Relaxation techniques such as meditation, yoga, and breathing techniques can reduce the intensity of fears and physical symptoms associated with the phobia. The National Institute on Aging has also endorsed yoga techniques to preserve mental health in old age.

  • Cognitive Behavioral Therapy

Cognitive Behavioral Therapy (CBT) or “Talk Therapy” provides an opportunity to share our thoughts with a mental health professional that can use different CBT techniques to help us over the fears of the dying process.

  • Medical Treatments

Certain medications such as selective serotonin reuptake inhibitors (SSRIs) or tricyclic antidepressants can also be used to manage the symptoms of Thanatophobia. However, we must seek the physician’s advice before using them in old age.

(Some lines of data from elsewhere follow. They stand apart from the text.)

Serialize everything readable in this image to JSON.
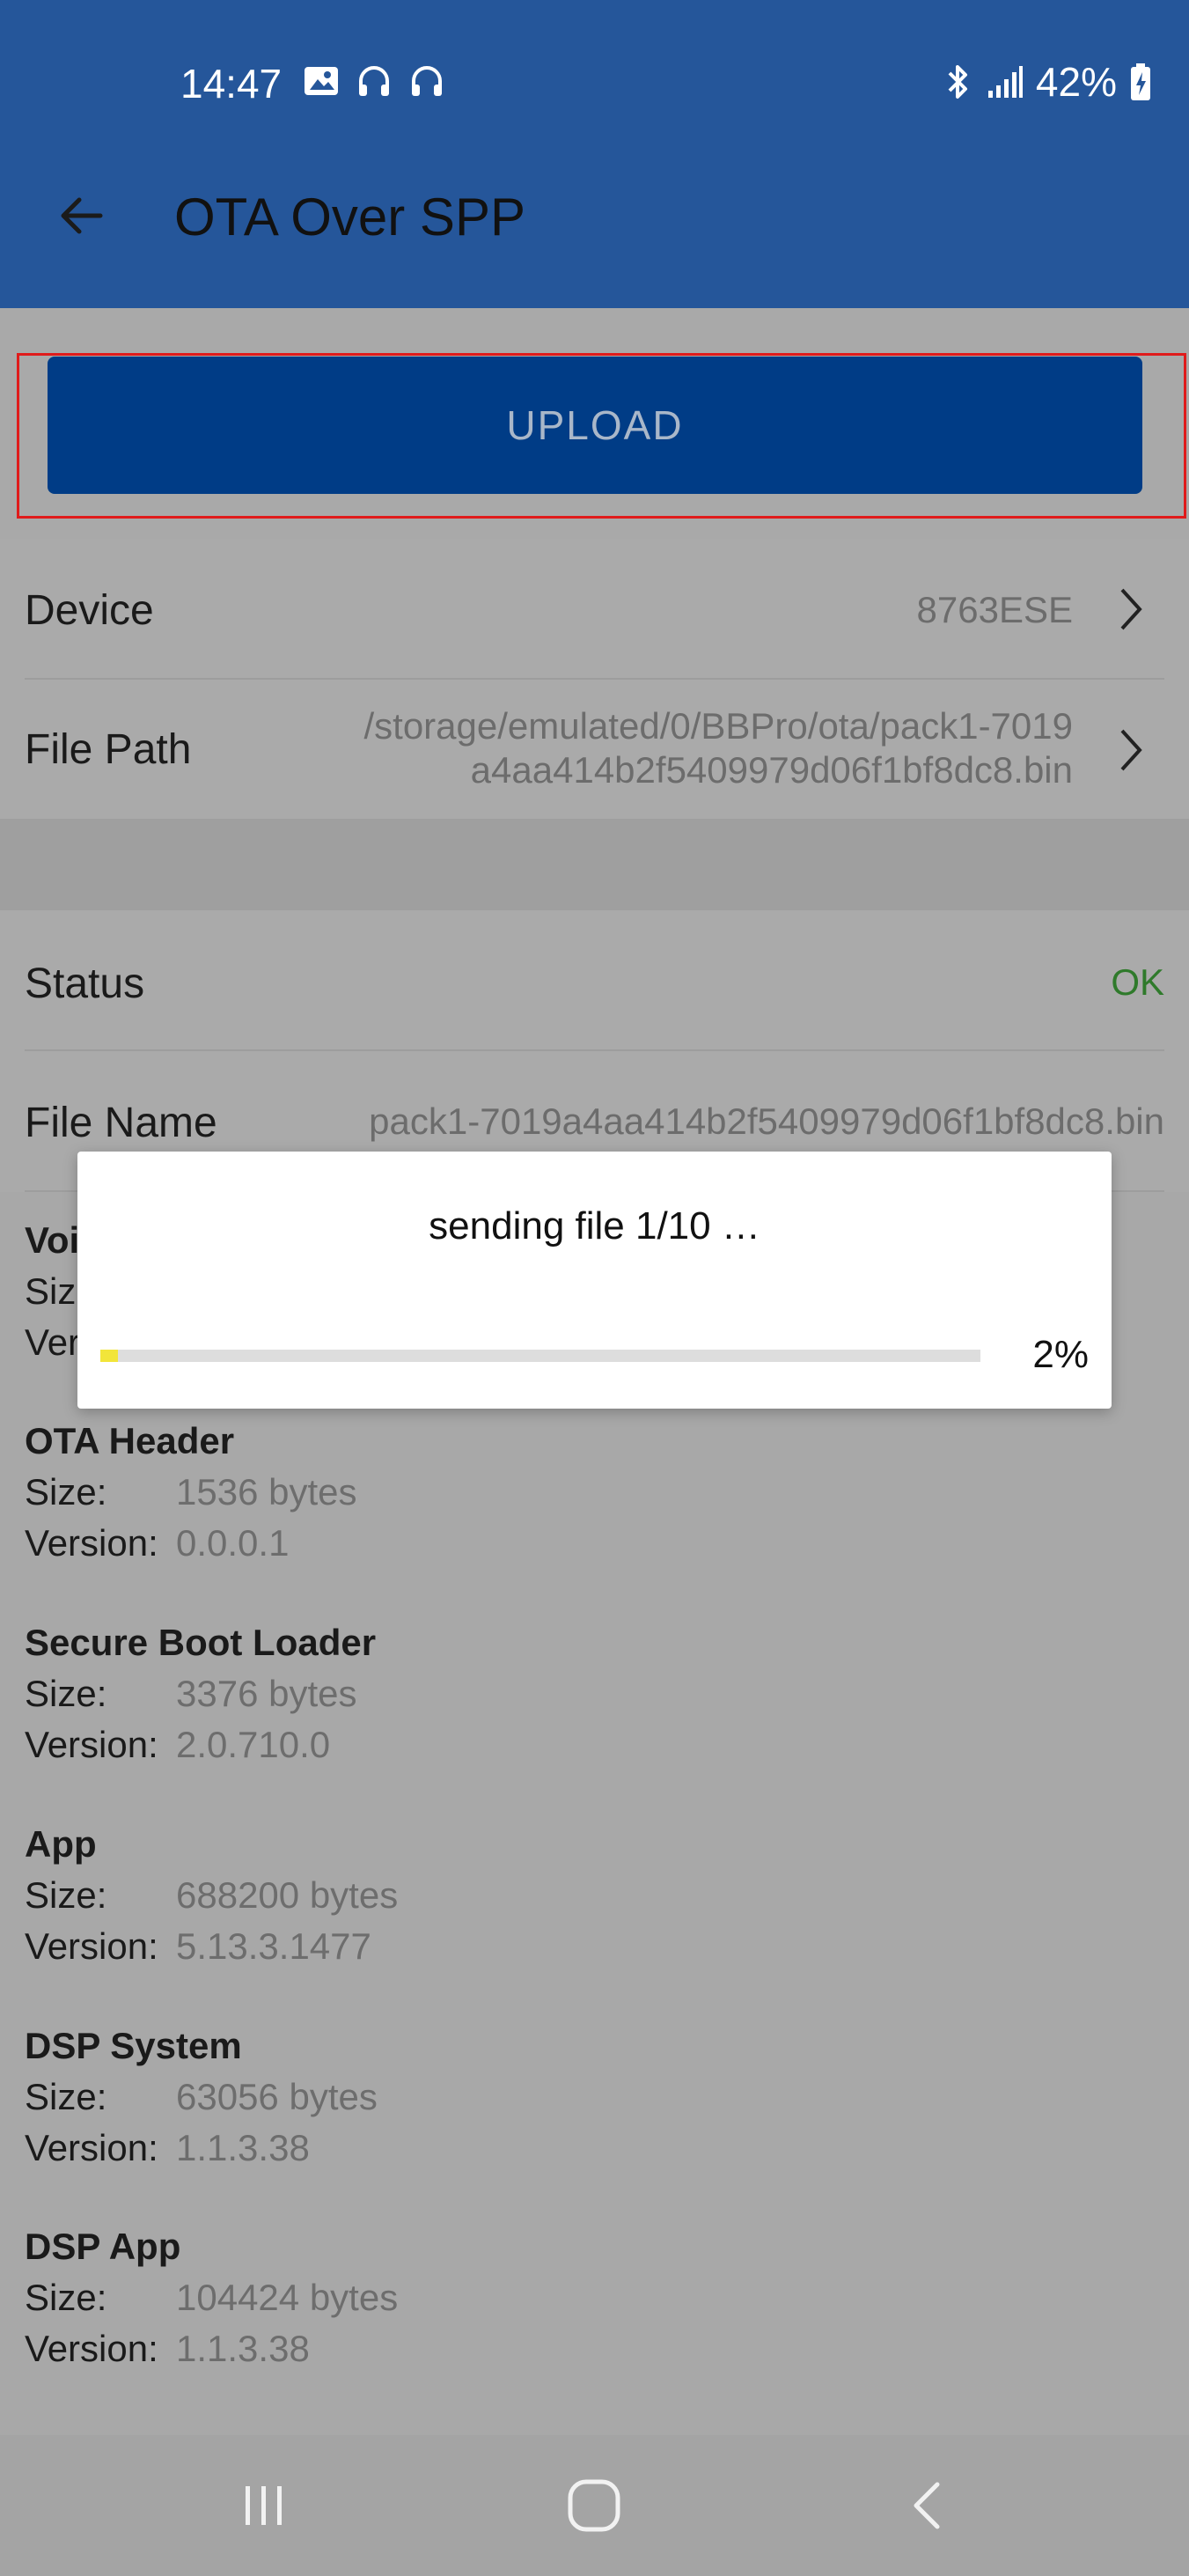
{
  "status_bar": {
    "time": "14:47",
    "battery_percent": "42%",
    "icons_left": [
      "image-icon",
      "headphones-icon",
      "headphones-icon"
    ],
    "icons_right": [
      "bluetooth-icon",
      "signal-icon",
      "battery-charging-icon"
    ]
  },
  "app_bar": {
    "title": "OTA Over SPP",
    "back_icon": "arrow-left-icon"
  },
  "upload": {
    "label": "UPLOAD"
  },
  "device_row": {
    "label": "Device",
    "value": "8763ESE"
  },
  "filepath_row": {
    "label": "File Path",
    "value_line1": "/storage/emulated/0/BBPro/ota/pack1-7019",
    "value_line2": "a4aa414b2f5409979d06f1bf8dc8.bin"
  },
  "status_row": {
    "label": "Status",
    "value": "OK"
  },
  "filename_row": {
    "label": "File Name",
    "value": "pack1-7019a4aa414b2f5409979d06f1bf8dc8.bin"
  },
  "components": [
    {
      "title": "Voi",
      "size_label": "Siz",
      "size": "",
      "version_label": "Ver",
      "version": ""
    },
    {
      "title": "OTA Header",
      "size_label": "Size:",
      "size": "1536 bytes",
      "version_label": "Version:",
      "version": "0.0.0.1"
    },
    {
      "title": "Secure Boot Loader",
      "size_label": "Size:",
      "size": "3376 bytes",
      "version_label": "Version:",
      "version": "2.0.710.0"
    },
    {
      "title": "App",
      "size_label": "Size:",
      "size": "688200 bytes",
      "version_label": "Version:",
      "version": "5.13.3.1477"
    },
    {
      "title": "DSP System",
      "size_label": "Size:",
      "size": "63056 bytes",
      "version_label": "Version:",
      "version": "1.1.3.38"
    },
    {
      "title": "DSP App",
      "size_label": "Size:",
      "size": "104424 bytes",
      "version_label": "Version:",
      "version": "1.1.3.38"
    }
  ],
  "dialog": {
    "message": "sending file 1/10 …",
    "progress_fraction": 0.02,
    "progress_label": "2%"
  },
  "colors": {
    "app_bar": "#25569a",
    "upload_button": "#003c86",
    "highlight_border": "#e01b1b",
    "status_ok": "#2f7a2b",
    "progress_fill": "#f2e53a"
  },
  "nav_bar": {
    "recents_icon": "recents-icon",
    "home_icon": "home-icon",
    "back_icon": "back-chevron-icon"
  }
}
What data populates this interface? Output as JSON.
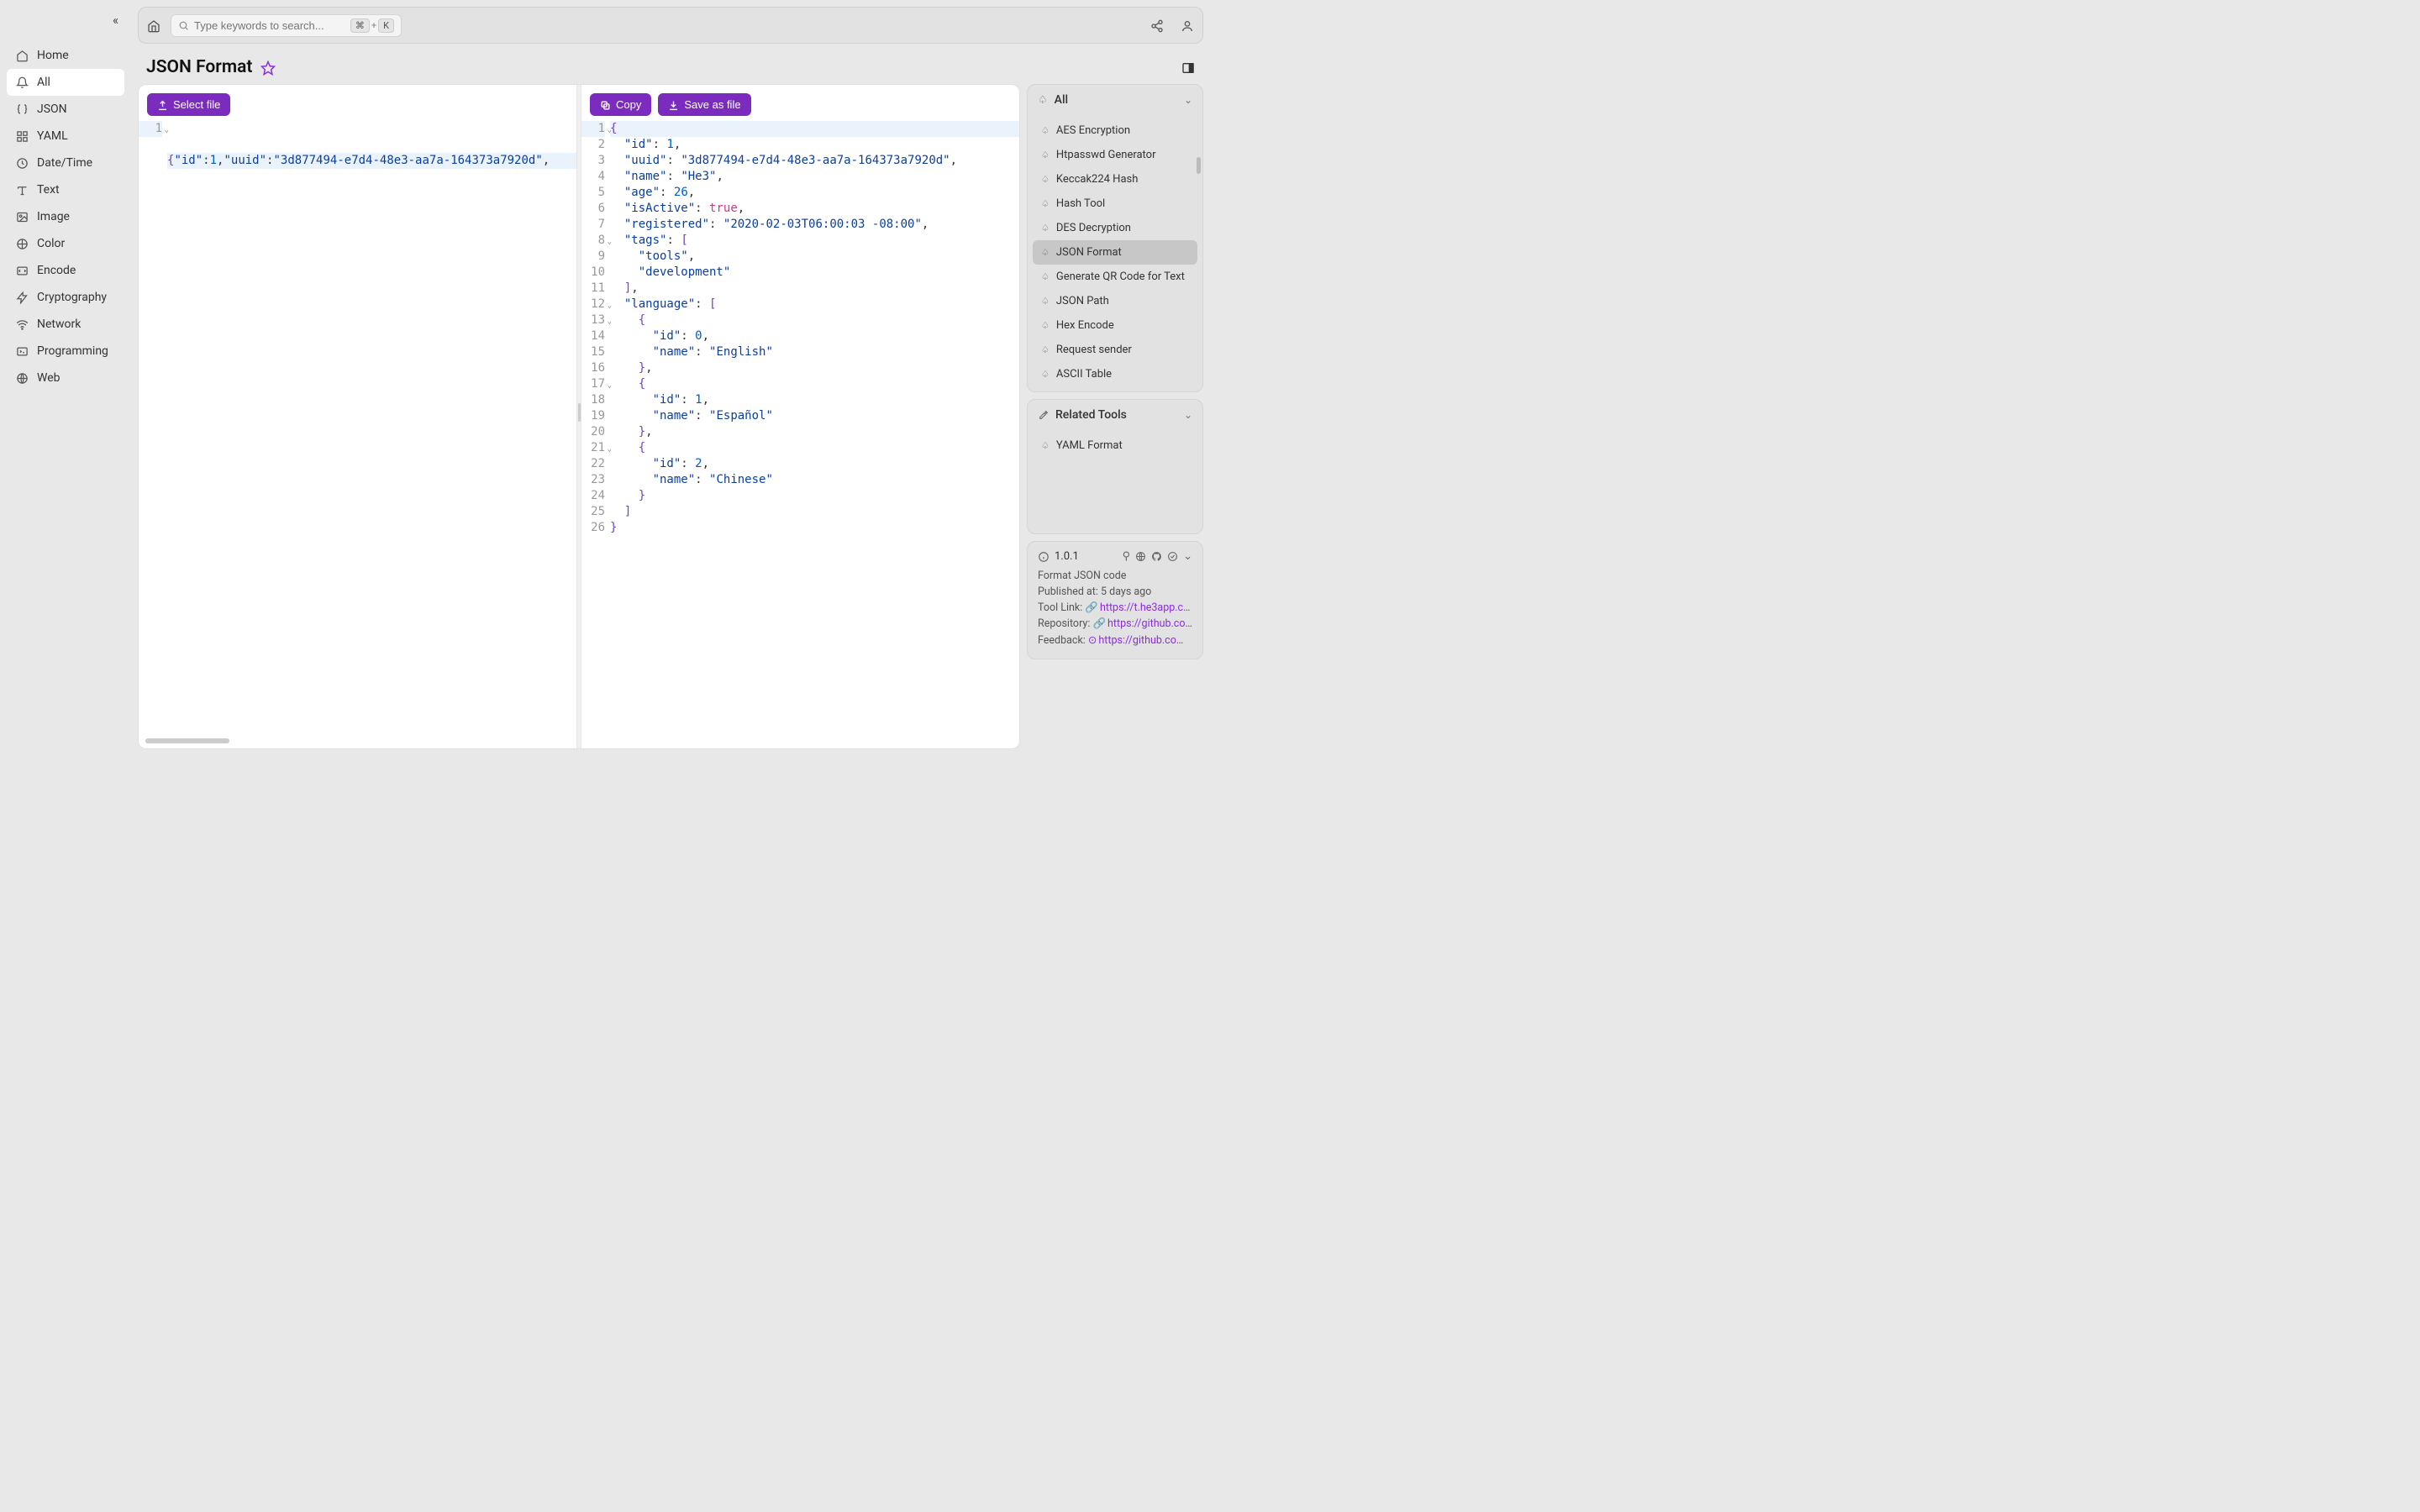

Moreover, we should also keep ourselves socially connected with family members and peers of the same age so that we can share our inner thoughts and fears with them.

Take Home

Thanatophobia, or fear of the dying process, is prevalent among the elderly. It may present both with psychological and physiological manifestations such as intense fears or anxiety towards thoughts of dying, obsessive behavior about health, heart palpitations, increased sweating, dyspnea, and other symptoms. We can use relaxation techniques such as yoga and meditation to cope with these fears. Moreover, filling out a self-questionnaire that deals with Thanatophobia can also assist us in this transition.